The end of a marriage, a cancer diagnosis, the destruction of nature, a politician who does not share your values winning an election, how on earth do we bring love to these experiences? Love finds an opening into painful places when we find a willingness to be present to what we are experiencing. The more presence we bring and the deeper into our experience we go, the more love can come through.
The journey of bringing love to painful places begins within. The type of presence required is one that does not resist or cut off from or indulge in any part of the inner experience: the thoughts, the sensations and emotions, the needs, values, and longings, and the disowned parts buried in the Shadow. In fact, this presence welcomes each part with care, curiosity, and empathy, and then looks for what lies below.

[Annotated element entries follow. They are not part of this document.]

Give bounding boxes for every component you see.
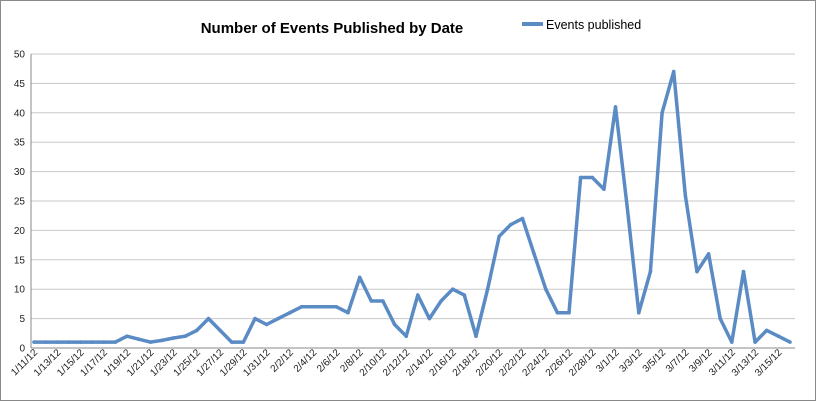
y-tick-label: 25 [14, 197, 26, 208]
data-point [578, 175, 583, 180]
data-point [206, 316, 211, 321]
data-point [113, 340, 118, 344]
data-point [357, 275, 362, 280]
data-point [102, 340, 106, 344]
data-point [544, 287, 548, 292]
data-point [346, 310, 350, 315]
y-tick-label: 5 [19, 314, 25, 325]
x-tick-label: 3/7/12 [664, 347, 692, 375]
data-point [392, 322, 397, 327]
data-point [369, 299, 374, 303]
data-point [683, 193, 688, 197]
data-point [183, 334, 187, 339]
data-point [637, 310, 641, 315]
data-point [509, 222, 513, 227]
data-point [276, 316, 281, 321]
y-tick-label: 40 [14, 108, 26, 119]
legend-label: Events published [546, 18, 641, 32]
y-tick-label: 45 [14, 79, 26, 90]
data-point [288, 310, 292, 315]
data-point [555, 310, 560, 315]
data-point [55, 340, 60, 344]
data-point [334, 305, 339, 309]
y-axis-ticks: 0 5 10 15 20 25 30 35 40 45 50 [14, 50, 26, 355]
data-point [218, 328, 222, 333]
data-point [67, 340, 71, 344]
y-tick-label: 10 [14, 285, 26, 296]
data-point [78, 340, 83, 344]
data-point [741, 269, 746, 274]
data-point [439, 299, 443, 303]
data-point [753, 340, 757, 344]
x-axis-ticks: 1/11/121/13/121/15/121/17/121/19/121/21/… [9, 347, 785, 379]
data-point [625, 205, 629, 209]
x-tick-label: 2/2/12 [269, 347, 297, 375]
data-point [613, 105, 618, 109]
data-point [532, 252, 536, 256]
x-tick-label: 3/5/12 [641, 347, 669, 375]
data-point [497, 234, 502, 239]
data-point [671, 69, 676, 74]
legend: Events published [522, 18, 641, 32]
gridlines [30, 53, 795, 349]
y-tick-label: 35 [14, 138, 26, 149]
data-point [229, 340, 234, 344]
series-events-published [32, 69, 792, 344]
data-point [381, 299, 385, 303]
data-point [776, 334, 781, 339]
data-point [171, 336, 176, 340]
data-point [43, 340, 48, 344]
series-line [34, 69, 791, 344]
data-point [648, 269, 653, 274]
data-point [241, 340, 246, 344]
data-point [136, 337, 141, 342]
x-tick-label: 3/3/12 [617, 347, 645, 375]
data-point [416, 293, 420, 297]
data-point [264, 322, 269, 327]
y-tick-label: 20 [14, 226, 26, 237]
data-point [695, 269, 699, 274]
data-point [520, 216, 525, 221]
data-point [404, 334, 409, 339]
data-point [485, 287, 490, 292]
data-point [567, 310, 571, 315]
data-point [160, 338, 164, 343]
y-tick-label: 0 [19, 344, 25, 355]
data-point [148, 340, 153, 344]
data-point [125, 334, 129, 339]
y-tick-label: 30 [14, 167, 26, 178]
data-point [788, 340, 792, 344]
data-point [602, 187, 606, 191]
y-tick-label: 15 [14, 255, 26, 266]
data-point [462, 293, 467, 297]
data-point [90, 340, 94, 344]
data-point [590, 175, 595, 180]
data-point [718, 316, 722, 321]
data-point [311, 305, 315, 309]
data-point [195, 328, 199, 333]
data-point [450, 287, 455, 292]
data-point [299, 305, 304, 309]
x-tick-label: 2/4/12 [292, 347, 320, 375]
data-point [32, 340, 36, 344]
data-point [323, 305, 327, 309]
data-point [427, 316, 432, 321]
x-tick-label: 2/6/12 [315, 347, 343, 375]
data-point [660, 111, 664, 115]
y-tick-label: 50 [14, 50, 26, 61]
data-point [253, 316, 257, 321]
data-point [706, 252, 711, 256]
data-point [474, 334, 478, 339]
data-point [764, 328, 769, 333]
chart-title: Number of Events Published by Date [201, 20, 464, 37]
x-tick-label: 3/1/12 [594, 347, 622, 375]
data-point [730, 340, 734, 344]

When you have found an opening for love inside, you will have a better chance of finding an opening for love with people and experiences that are painful or frightening for you. Without finding the opening inside, you will be left trying to fight or cut off from people and experiences that are challenging for you.

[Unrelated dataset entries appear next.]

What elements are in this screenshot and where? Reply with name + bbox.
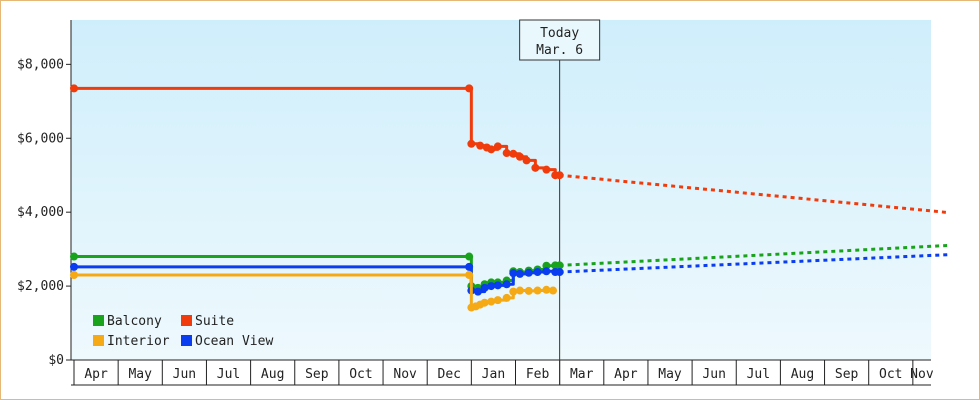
x-tick-label: Sep xyxy=(305,367,329,382)
data-point xyxy=(531,163,540,172)
y-tick-label: $8,000 xyxy=(17,57,64,72)
y-tick-label: $0 xyxy=(48,353,64,368)
legend-swatch xyxy=(93,335,104,346)
data-point xyxy=(467,139,476,148)
data-point xyxy=(555,261,564,270)
data-point xyxy=(473,287,482,296)
data-point xyxy=(509,287,518,296)
data-point xyxy=(70,84,78,93)
x-tick-label: Apr xyxy=(84,367,108,382)
data-point xyxy=(70,262,78,271)
data-point xyxy=(522,156,531,165)
plot-background xyxy=(71,20,931,360)
forecast-line-suite xyxy=(559,173,949,215)
x-tick-label: Jun xyxy=(173,367,196,382)
data-point xyxy=(555,171,564,180)
data-point xyxy=(502,149,511,158)
x-tick-label: Jun xyxy=(702,367,725,382)
y-tick-label: $4,000 xyxy=(17,205,64,220)
today-label-box xyxy=(519,19,601,61)
data-point xyxy=(465,262,474,271)
data-point xyxy=(502,280,511,289)
data-point xyxy=(515,286,524,295)
x-tick-label: Jan xyxy=(482,367,505,382)
x-tick-label: May xyxy=(128,367,152,382)
data-point xyxy=(502,293,511,302)
legend-swatch xyxy=(181,335,192,346)
data-point xyxy=(542,285,551,294)
forecast-line-balcony xyxy=(559,243,949,267)
x-tick-label: May xyxy=(658,367,682,382)
x-axis: Apr May Jun Jul Aug Sep Oct Nov Dec Jan Feb Mar Apr M… xyxy=(71,359,934,386)
legend-label: Suite xyxy=(195,314,234,329)
data-point xyxy=(465,271,474,279)
y-axis: $0 $2,000 $4,000 $6,000 $8,000 xyxy=(17,20,72,368)
data-point xyxy=(493,142,502,151)
data-point xyxy=(542,165,551,174)
data-point xyxy=(542,267,551,276)
data-point xyxy=(465,84,474,93)
data-point xyxy=(493,281,502,290)
data-point xyxy=(465,252,474,261)
y-tick-label: $2,000 xyxy=(17,279,64,294)
data-point xyxy=(542,261,551,270)
forecast-line-ocean-view xyxy=(559,253,949,274)
x-tick-label: Sep xyxy=(835,367,859,382)
series-interior xyxy=(70,271,558,312)
x-tick-label: Nov xyxy=(910,367,934,382)
data-point xyxy=(533,286,542,295)
x-tick-label: Jul xyxy=(747,367,770,382)
data-point xyxy=(515,269,524,278)
legend-swatch xyxy=(93,315,104,326)
legend-label: Interior xyxy=(107,334,170,349)
x-tick-label: Oct xyxy=(879,367,902,382)
data-point xyxy=(515,152,524,161)
data-point xyxy=(524,268,533,277)
legend-swatch xyxy=(181,315,192,326)
x-tick-label: Aug xyxy=(261,367,284,382)
x-tick-label: Mar xyxy=(570,367,594,382)
series-lines xyxy=(70,84,949,312)
data-point xyxy=(493,296,502,305)
x-tick-label: Nov xyxy=(393,367,417,382)
data-point xyxy=(487,297,496,306)
data-point xyxy=(487,145,496,154)
data-point xyxy=(555,268,564,277)
data-point xyxy=(480,283,489,292)
today-label-line2: Mar. 6 xyxy=(536,43,583,58)
x-tick-label: Feb xyxy=(526,367,550,382)
legend-label: Balcony xyxy=(107,314,162,329)
data-point xyxy=(476,141,485,150)
legend: Balcony Suite Interior Ocean View xyxy=(93,314,273,349)
x-tick-label: Jul xyxy=(217,367,240,382)
data-point xyxy=(533,268,542,277)
series-ocean-view xyxy=(70,253,949,296)
data-point xyxy=(509,269,518,278)
x-tick-label: Aug xyxy=(791,367,814,382)
x-tick-label: Apr xyxy=(614,367,638,382)
today-label-line1: Today xyxy=(540,26,579,41)
data-point xyxy=(509,149,518,158)
data-point xyxy=(487,282,496,291)
data-point xyxy=(524,286,533,295)
legend-label: Ocean View xyxy=(195,334,273,349)
today-marker: Today Mar. 6 xyxy=(519,19,601,385)
x-tick-label: Dec xyxy=(438,367,461,382)
data-point xyxy=(70,252,78,261)
data-point xyxy=(70,271,78,279)
data-point xyxy=(480,298,489,307)
series-suite xyxy=(70,84,949,215)
x-tick-label: Oct xyxy=(349,367,372,382)
y-tick-label: $6,000 xyxy=(17,131,64,146)
data-point xyxy=(549,286,558,295)
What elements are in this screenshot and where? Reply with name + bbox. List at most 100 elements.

When venturing toward difficult places, it is helpful for me to focus on the small steps I can take. I often feel powerless when I focus on the results and outcomes I want. For example, it is very possible that, in my lifetime, I will not see the kind of large-scale political system that I believe would really serve humans and all life. And I am doubtful I will see many leaders who are leading in ways that I want to be led (I’m not sure it is possible to do in our political system and economy). But I can bring my full presence to the judgments that come up for me in regards to our current systems and leaders, and then see what lies below. I can bring my full presence to the feelings in my body, and then sense further. I can follow those feelings with my presence and connect to my needs, values, and longings, and then go deeper. And, I can search in my shadow for the parts of myself that are being mirrored to me that I have not yet claimed and integrated. With enough support and commitment, I trust I can bring love to my most painful places (though the journey might take longer than I want it to). The deeper I go, the more energy, creativity, and power I have to contribute to creating news systems for life; and the more empathy, openness, and creativity I can bring to those with whom I am in conflict.
If you get stuck or lost or can’t find any opening to love, please be gentle with yourself. I get stuck and lost too. It is a journey for me in which I take the steps I am able to take, get stuck or lost, find help, and take some more steps (while trying to remember to appreciate myself for my efforts and have compassion for myself when I’m stuck or lost). The harder or more intense the experience I am trying to bring love to, the longer the journey tends to be and the more help I need.